Making these three important aspects work together is the key to success. It all starts with the plan…
Make a Plan, and Stick to It
Many people are fond of making a plan, and then putting it in a folder, and then embarking on the project in a reactive way, guided by their memory of the plan. If there are planning meetings, the plan is dusted off and referred to, but otherwise it remains as just another bit of paper.
For the plan to work, you need to stick to it. To stick to the plan, it needs to be referred to constantly in terms of deliverables on a time scale that match the stages in the plan as it unfolds.
So, rather than making a plan and putting it in a folder, it should become a series of smaller steps and goals, each with a time frame that makes them easy to achieve – a day, a week, a month, but no longer.
Smaller time scales also help to make the plan flexible.

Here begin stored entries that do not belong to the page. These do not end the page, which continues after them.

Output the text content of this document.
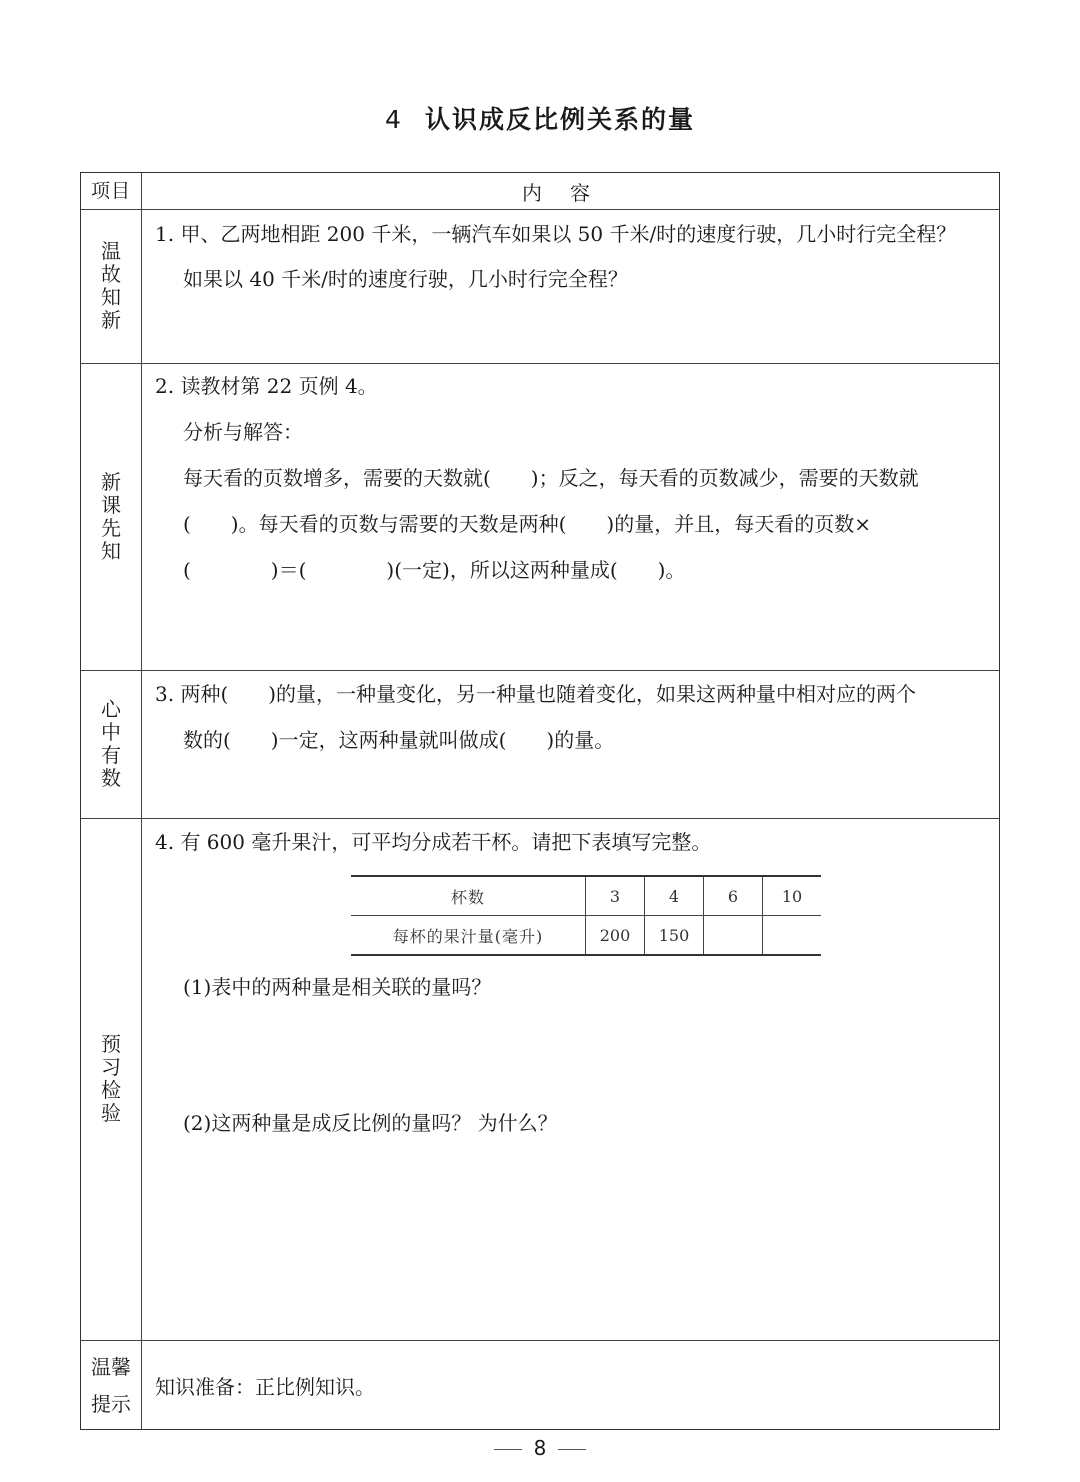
4 认识成反比例关系的量
项目	内容
温
故
知
新
1. 甲、乙两地相距 200 千米，一辆汽车如果以 50 千米/时的速度行驶，几小时行完全程？
如果以 40 千米/时的速度行驶，几小时行完全程？
新
课
先
知
2. 读教材第 22 页例 4。
分析与解答：
每天看的页数增多，需要的天数就(　　)；反之，每天看的页数减少，需要的天数就
(　　)。每天看的页数与需要的天数是两种(　　)的量，并且，每天看的页数×
(　　　　)＝(　　　　)(一定)，所以这两种量成(　　)。
心
中
有
数
3. 两种(　　)的量，一种量变化，另一种量也随着变化，如果这两种量中相对应的两个
数的(　　)一定，这两种量就叫做成(　　)的量。
预
习
检
验
4. 有 600 毫升果汁，可平均分成若干杯。请把下表填写完整。
(1)表中的两种量是相关联的量吗？
(2)这两种量是成反比例的量吗？ 为什么？
杯数	3	4	6	10
每杯的果汁量(毫升)	200	150		
温馨
提示
知识准备：正比例知识。
8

Successful Plans Are Flexible Plans
The end goal of the plan should not change over time. If it does, then the project has changed, and it’s probably time to start thinking about setting up a new one.
The journey to the end goal, however, may take twists and turns. The time scale may be stretched or compressed as external influences come into play.
So, treat each step as a small segment on the journey from the last achieved goal to the next goal to be achieved. There may be additional steps that were not visible from the outset that need to be introduced (making the plan longer) or there may be technological or financial changes that mean that certain steps can be eliminated or reduced (making the plan shorter.)
But, how do you know when the plan needs to be changed? By using control.
You Cannot Control What You Don’t Measure
To exert control over the project, the metrics that define the project need to be measured. These may be financial (overspending leading to project scope reduction) for example.
They can be qualitative, with no real numbers behind them, or they can be quantitative, with defined metrics that can help ascertain success.
The important thing is that they need to be established at the outset, measured regularly, and used to exert control through changes to the flexible project plan.
So, be prepared to define targets, measure success against those targets, and change the plan according to the outcome, and remember that all the changes will be necessary for the success of the project, even if the end result is slightly different from the first concept!